The results of the Close Project or Phase process for PMP Certification Exam purposes include a project review with lessons learned and a final report that you will distribute to appropriate stakeholders. A project review accomplishes two outcomes: the lessons learned document and the final project report.
Learn from projects
To make sure it will benefit future projects, conducting a meaningful lessons learned exercise takes time and effort. Lessons learned is different from documenting all the reasons why a project wasn’t successful. It takes discipline to identify the root cause of good as well as not-so-good results. In addition, you need to document them in a way that they can be used and useful for future projects.
Here are some quick examples of not-so-great documentation and then some better documentation. Although each scenario might be relevant to your project, the not-so-great examples aren’t productive information to pass along.
Not so great
Don’t expect Jim to work on weekends because he has kids in soccer practice.
Document in the Team Operating Agreement people’s availability to work overtime so they can fit it into their schedule if needed.
Not so great
Make sure you ask Jennifer from Marketing whether she has anything to add before you baseline your budget.
Do a full stakeholder analysis to identify all stakeholders who will have requirements for the project.
Whom to talk to
Here are some ways you can conduct a lessons learned exercise. You could all stakeholders to come together and share what worked and what they would do differently next time. Another approach is to interview people one-on-one or in small groups to get more specific and perhaps sensitive information. You should include suppliers and vendors in your lessons learned.
You can take the information from a contract close-out report and a procurement audit, or you can interview the contractor about his experience working on the project. The point is that you want a broad spectrum of input for the lessons learned document.
Don’t wait until the end of the project to collect your lessons learned information.
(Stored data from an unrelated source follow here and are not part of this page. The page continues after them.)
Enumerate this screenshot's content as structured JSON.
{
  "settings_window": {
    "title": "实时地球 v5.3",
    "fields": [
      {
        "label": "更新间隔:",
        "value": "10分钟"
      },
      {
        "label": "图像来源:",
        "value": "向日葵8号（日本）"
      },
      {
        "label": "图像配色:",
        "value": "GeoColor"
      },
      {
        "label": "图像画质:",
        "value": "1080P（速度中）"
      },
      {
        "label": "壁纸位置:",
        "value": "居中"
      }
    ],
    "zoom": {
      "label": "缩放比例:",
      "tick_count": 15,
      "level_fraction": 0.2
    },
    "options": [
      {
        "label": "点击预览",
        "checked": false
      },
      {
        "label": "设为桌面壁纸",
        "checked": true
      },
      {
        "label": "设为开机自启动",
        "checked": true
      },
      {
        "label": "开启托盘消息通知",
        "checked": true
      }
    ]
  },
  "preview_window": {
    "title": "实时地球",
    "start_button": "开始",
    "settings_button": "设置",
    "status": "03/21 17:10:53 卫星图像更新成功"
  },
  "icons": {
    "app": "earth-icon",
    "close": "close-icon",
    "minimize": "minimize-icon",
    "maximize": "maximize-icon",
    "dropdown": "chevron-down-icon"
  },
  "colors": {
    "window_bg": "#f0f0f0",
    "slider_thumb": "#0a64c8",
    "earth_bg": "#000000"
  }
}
At the minimum, you should gather this info at the end of each phase — especially for long projects! By the end of a long project, some team members will have moved on, and most team members will have forgotten events that occurred in the beginning phases.
For those topics that you think can help improve the performance of projects in the future, you should share the results with management, the Project Management Office (PMO), and other project managers. The same is true for sharing events that went poorly on your project so others don’t find themselves in the same situation.
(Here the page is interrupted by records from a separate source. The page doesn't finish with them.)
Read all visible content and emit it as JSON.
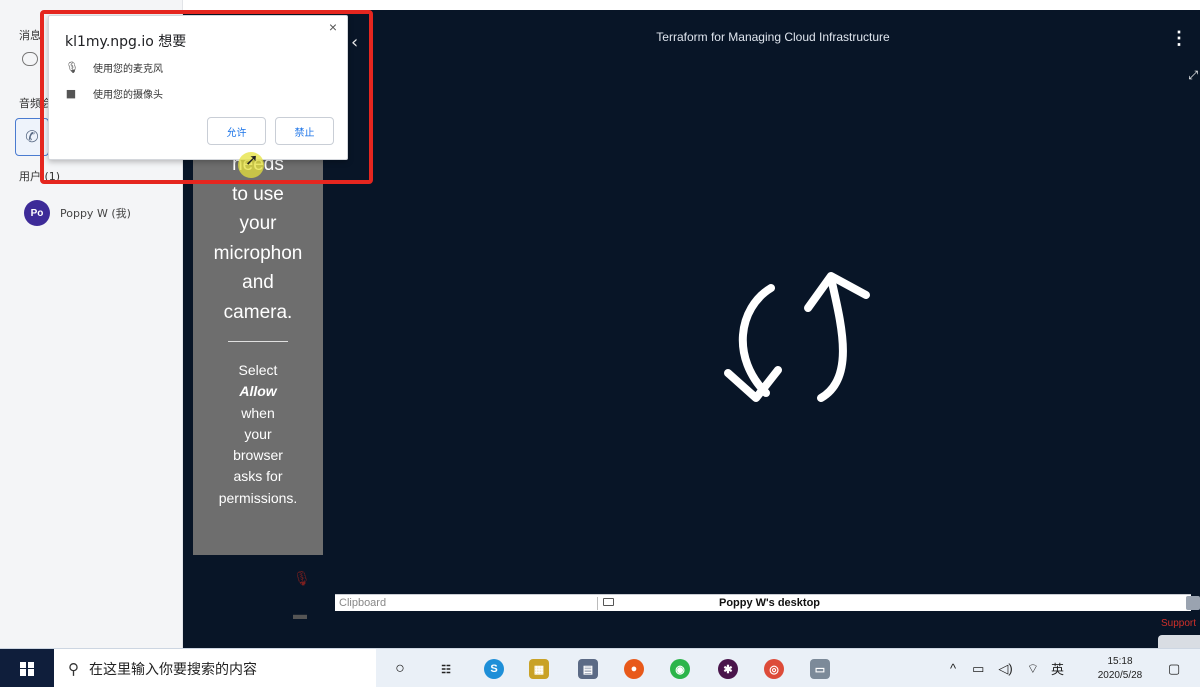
{
  "sidebar": {
    "messages_heading": "消息",
    "audio_heading": "音频会",
    "users_heading": "用户 (1)",
    "user": {
      "initials": "Po",
      "name": "Poppy W (我)"
    }
  },
  "stage": {
    "title": "Terraform for Managing Cloud Infrastructure",
    "permission_lines": [
      "needs",
      "to use",
      "your",
      "microphon",
      "and",
      "camera."
    ],
    "instruction_pre": [
      "Select"
    ],
    "instruction_bold": "Allow",
    "instruction_post": [
      "when",
      "your",
      "browser",
      "asks for",
      "permissions."
    ]
  },
  "popup": {
    "title": "kl1my.npg.io 想要",
    "mic_text": "使用您的麦克风",
    "cam_text": "使用您的摄像头",
    "allow_label": "允许",
    "block_label": "禁止",
    "close_symbol": "×"
  },
  "bottom_bar": {
    "clipboard_placeholder": "Clipboard",
    "desktop_label": "Poppy W's desktop",
    "support_label": "Support"
  },
  "taskbar": {
    "search_placeholder": "在这里输入你要搜索的内容",
    "language": "英",
    "time": "15:18",
    "date": "2020/5/28"
  },
  "colors": {
    "stage_bg": "#081527",
    "annotation_red": "#e5261f",
    "avatar": "#3d2b98",
    "link_blue": "#1a73e8"
  }
}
Two very important stakeholders you should approach for information about your project are your sponsor and your customer. In addition to identifying areas for improvement and those areas that worked well, conduct a satisfaction survey.
This can be informal, such as asking how you can do a better job of satisfying them in the future, or you can send an electronic survey. Ask open-ended questions when asking them how the project went from their perspective. This will help maintain and improve your working relationship.
An important part of closing a phase and the project is to measure stakeholder satisfaction. The obvious stakeholder you want to check with is the customer. However, don’t forget other stakeholders, such as your team members and the sponsor. If something you’re doing isn’t working for team members, you want to know about the issue so you can address it.
What to talk about
When collecting information about the project, have specific and general questions designed to get people talking. You might want to gather information about specific areas of the project, such as
Effectiveness of requirements gathering
How well scope was controlled
The quality of the schedule
How well communication worked
Effectiveness of risk management
Your lessons learned become part of the organization’s knowledge base, which means that they will be OPAs for the next project.